Lunch Costs are Eating Into Czech Wallets – and Fewer People are Eating Out

According to an analysis by Sodexo Benefity, lunch in a restaurant in September cost CZK 172 on average, CZK 5 more than in August and CZK 15 more than in January.
People spent the most money on a lunch meal in a restaurant in Prague, at CZK 195. On the other hand, the cheapest price, on average CZK 153, was paid in establishments in the Olomouc region.
“Given that the annual inflation rate reached 18 percent in September, and experts expect it to fall below the 10 percent mark by the middle of next year at the earliest, it is certain that people in Prague will pay an average of CZK 200 for lunch later this year. And with a high degree of probability, Central Bohemians will join them,” said Jan Michelfeit of Sodexo Benefity.
At the beginning of this year, the average lunch cost CZK 157. The cheapest in September was in the Olomouc Region (CZK 152.6) and the Vysočina Region (CZK 154), the analysis showed.
“Lunch prices have been rising continuously for the twelfth month in a row. They headed upwards in autumn last year, shortly after all covid restrictions were relaxed,” Michelfeit pointed out.
The price is rising by one or two crowns every month. “But September brought a much bigger jump, by more than five crowns,” he noted.
Complications?
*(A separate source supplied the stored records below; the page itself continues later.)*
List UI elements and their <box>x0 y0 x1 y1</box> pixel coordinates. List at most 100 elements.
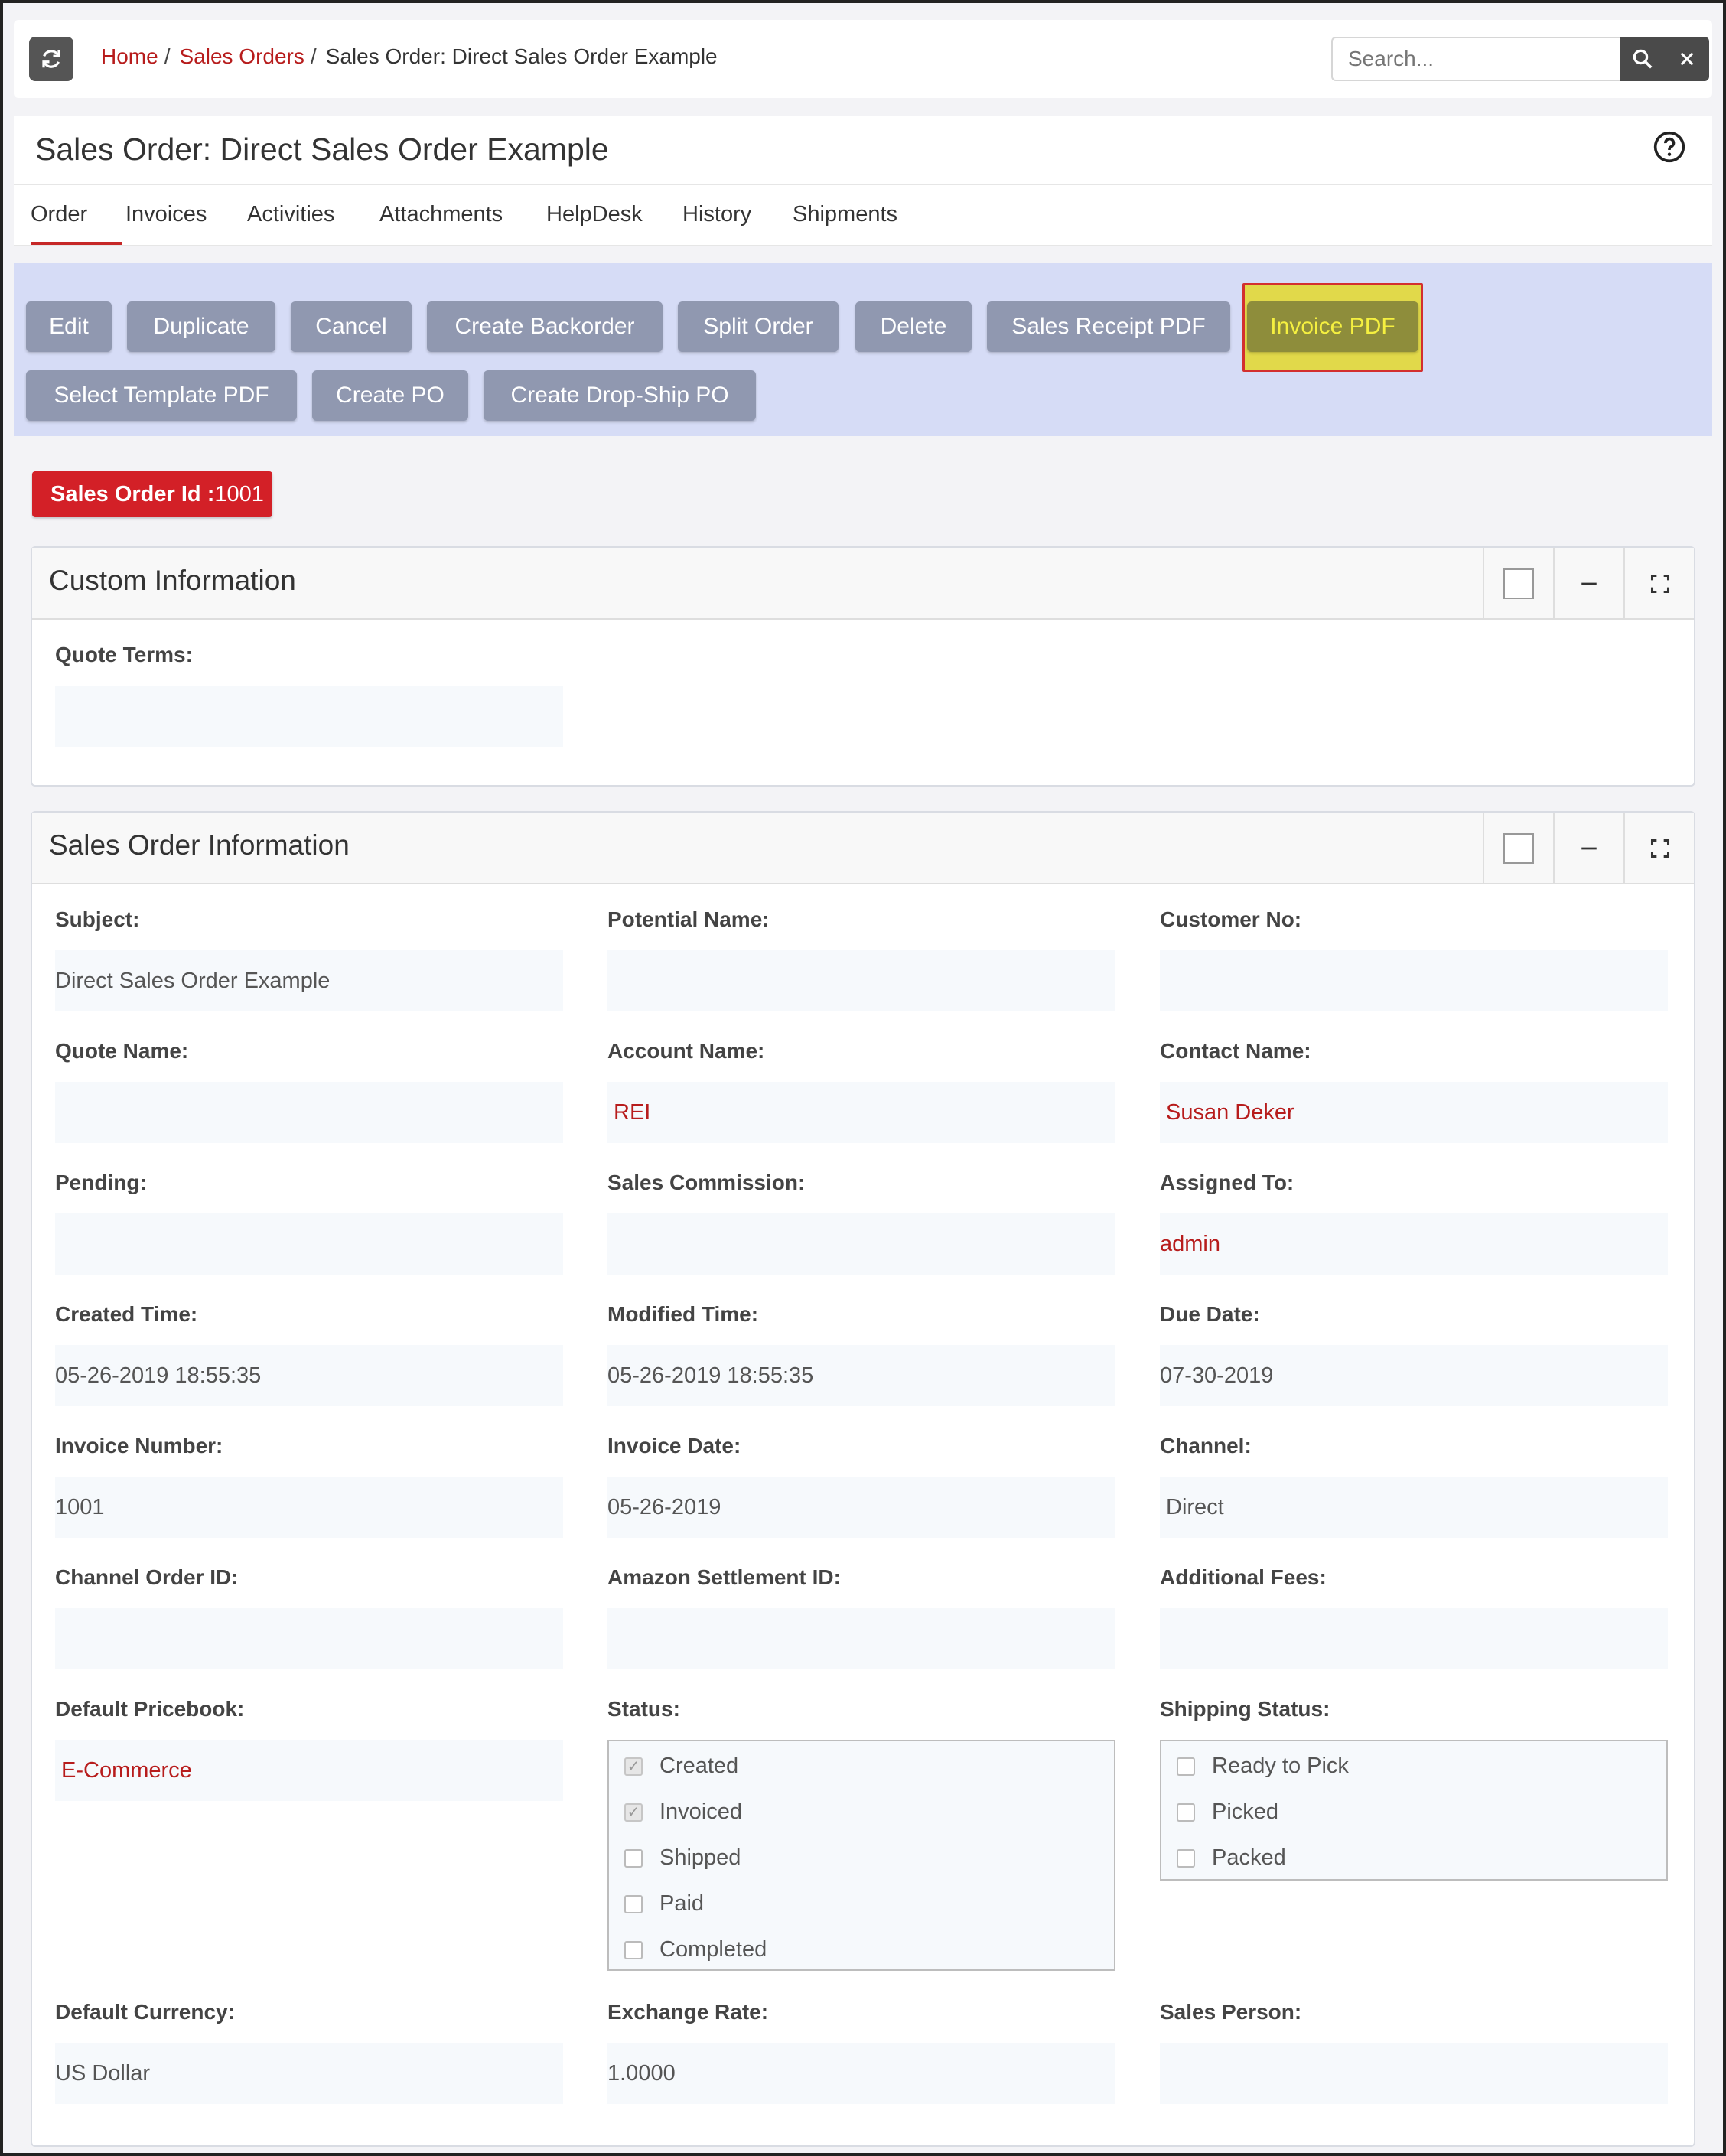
status-option-shipped[interactable]: Shipped <box>624 1845 741 1871</box>
quote-name-value <box>55 1082 563 1143</box>
expand-icon <box>1650 839 1670 858</box>
split-order-button[interactable]: Split Order <box>678 301 839 352</box>
panel-header: Custom Information <box>32 548 1694 620</box>
invoice-date-label: Invoice Date: <box>607 1434 741 1457</box>
amazon-settlement-id-value <box>607 1608 1115 1669</box>
default-currency-label: Default Currency: <box>55 2000 235 2024</box>
create-backorder-button[interactable]: Create Backorder <box>427 301 663 352</box>
select-template-pdf-button[interactable]: Select Template PDF <box>26 370 297 421</box>
additional-fees-label: Additional Fees: <box>1160 1565 1327 1589</box>
default-pricebook-link[interactable]: E-Commerce <box>55 1740 563 1801</box>
search-input[interactable] <box>1331 37 1622 81</box>
tab-attachments[interactable]: Attachments <box>379 202 503 245</box>
exchange-rate-value: 1.0000 <box>607 2043 1115 2104</box>
tab-history[interactable]: History <box>682 202 751 245</box>
checkbox-icon[interactable] <box>1177 1757 1195 1776</box>
contact-name-label: Contact Name: <box>1160 1039 1311 1063</box>
sales-person-value <box>1160 2043 1668 2104</box>
channel-order-id-label: Channel Order ID: <box>55 1565 239 1589</box>
search-button[interactable] <box>1620 37 1665 81</box>
invoice-date-value: 05-26-2019 <box>607 1477 1115 1538</box>
refresh-button[interactable] <box>29 37 73 81</box>
channel-order-id-value <box>55 1608 563 1669</box>
panel-expand-button[interactable] <box>1623 548 1695 620</box>
breadcrumb-current: Sales Order: Direct Sales Order Example <box>325 44 718 68</box>
status-option-completed[interactable]: Completed <box>624 1937 767 1962</box>
sales-order-id-badge: Sales Order Id : 1001 <box>32 471 272 517</box>
expand-icon <box>1650 574 1670 594</box>
refresh-icon <box>42 50 60 68</box>
breadcrumb-sales-orders[interactable]: Sales Orders <box>179 44 304 69</box>
sales-commission-label: Sales Commission: <box>607 1171 806 1194</box>
status-option-paid[interactable]: Paid <box>624 1891 704 1917</box>
breadcrumb-home[interactable]: Home <box>101 44 158 69</box>
panel-title: Custom Information <box>49 565 296 596</box>
tab-invoices[interactable]: Invoices <box>125 202 207 245</box>
checkbox-checked-icon[interactable]: ✓ <box>624 1803 643 1822</box>
modified-time-value: 05-26-2019 18:55:35 <box>607 1345 1115 1406</box>
page-title: Sales Order: Direct Sales Order Example <box>35 132 609 167</box>
checkbox-icon[interactable] <box>1177 1803 1195 1822</box>
invoice-number-value: 1001 <box>55 1477 563 1538</box>
checkbox-icon[interactable] <box>1177 1848 1195 1868</box>
top-bar: Home / Sales Orders / Sales Order: Direc… <box>14 20 1712 98</box>
assigned-to-link[interactable]: admin <box>1160 1213 1668 1275</box>
tab-helpdesk[interactable]: HelpDesk <box>546 202 643 245</box>
tab-activities[interactable]: Activities <box>247 202 334 245</box>
pending-label: Pending: <box>55 1171 147 1194</box>
panel-expand-button[interactable] <box>1623 813 1695 884</box>
duplicate-button[interactable]: Duplicate <box>127 301 275 352</box>
shipping-option-ready-to-pick[interactable]: Ready to Pick <box>1177 1754 1349 1779</box>
panel-collapse-button[interactable] <box>1553 548 1623 620</box>
checkbox-icon[interactable] <box>624 1894 643 1913</box>
sales-order-id-value: 1001 <box>214 481 264 506</box>
minus-icon <box>1581 847 1597 850</box>
checkbox-icon[interactable] <box>624 1940 643 1959</box>
assigned-to-label: Assigned To: <box>1160 1171 1294 1194</box>
help-icon[interactable] <box>1653 130 1686 164</box>
due-date-label: Due Date: <box>1160 1302 1260 1326</box>
edit-button[interactable]: Edit <box>26 301 112 352</box>
panel-select-button[interactable] <box>1483 813 1553 884</box>
shipping-option-packed[interactable]: Packed <box>1177 1845 1286 1871</box>
subject-label: Subject: <box>55 907 140 931</box>
create-dropship-po-button[interactable]: Create Drop-Ship PO <box>484 370 756 421</box>
status-checkbox-group: ✓ Created ✓ Invoiced Shipped Paid Complete… <box>607 1740 1115 1971</box>
tab-shipments[interactable]: Shipments <box>793 202 897 245</box>
status-option-created[interactable]: ✓ Created <box>624 1754 738 1779</box>
sales-receipt-pdf-button[interactable]: Sales Receipt PDF <box>987 301 1230 352</box>
delete-button[interactable]: Delete <box>855 301 972 352</box>
checkbox-icon[interactable] <box>624 1848 643 1868</box>
account-name-link[interactable]: REI <box>607 1082 1115 1143</box>
potential-name-label: Potential Name: <box>607 907 770 931</box>
customer-no-value <box>1160 950 1668 1011</box>
status-label: Status: <box>607 1697 680 1721</box>
checkbox-icon <box>1503 568 1534 599</box>
default-currency-value: US Dollar <box>55 2043 563 2104</box>
default-pricebook-label: Default Pricebook: <box>55 1697 245 1721</box>
search-icon <box>1633 49 1653 69</box>
minus-icon <box>1581 582 1597 585</box>
created-time-value: 05-26-2019 18:55:35 <box>55 1345 563 1406</box>
breadcrumb-separator: / <box>310 44 317 68</box>
shipping-option-picked[interactable]: Picked <box>1177 1799 1278 1825</box>
clear-search-button[interactable] <box>1665 37 1709 81</box>
sales-order-id-label: Sales Order Id : <box>50 481 215 506</box>
create-po-button[interactable]: Create PO <box>312 370 468 421</box>
panel-select-button[interactable] <box>1483 548 1553 620</box>
tab-order[interactable]: Order <box>31 202 122 245</box>
panel-collapse-button[interactable] <box>1553 813 1623 884</box>
cancel-button[interactable]: Cancel <box>291 301 412 352</box>
quote-name-label: Quote Name: <box>55 1039 189 1063</box>
status-option-invoiced[interactable]: ✓ Invoiced <box>624 1799 742 1825</box>
potential-name-value <box>607 950 1115 1011</box>
subject-value: Direct Sales Order Example <box>55 950 563 1011</box>
invoice-pdf-button[interactable]: Invoice PDF <box>1247 301 1418 352</box>
contact-name-link[interactable]: Susan Deker <box>1160 1082 1668 1143</box>
pending-value <box>55 1213 563 1275</box>
sales-order-information-panel: Sales Order Information Subject: Direct … <box>31 811 1695 2147</box>
checkbox-checked-icon[interactable]: ✓ <box>624 1757 643 1776</box>
title-bar: Sales Order: Direct Sales Order Example <box>14 116 1712 185</box>
channel-label: Channel: <box>1160 1434 1252 1457</box>
quote-terms-label: Quote Terms: <box>55 643 193 666</box>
Expensive meat and working from home He believes this is probably related to the fact that restaurant operators have dared to reflect their rising costs more strongly in their final prices after the holidays.
There was nothing else to do, Michelfeit said, because the rise in operating costs due to inflation was as crushing for restaurant owners as the price increases for everyone else.
In addition, the rise in the price of meat, which rose more than 20 percent year-on-year in August and September, is a major contributor to inflation, he added.
Representatives of restaurateurs have previously pointed out that people have gotten out of the habit of going to restaurants for lunch during the pandemic, when they often worked from home, and also because of the current cost-of-living increases, they now often bring their own food to the office.
Majority of Czechs now economizing on eating out, new clothes and transport
Around 88 percent of Czechs are feeling the bite of inflation and the energy crisis, according to a poll conducted by the STEM/MARK agency.
Fifty-six percent of respondents said they had started economizing mainly by not eating out so often, not shopping for new clothes, cutting back on transport costs and limiting car journeys.
A third of respondents said they had registered the cost increase, but have not yet started economizing.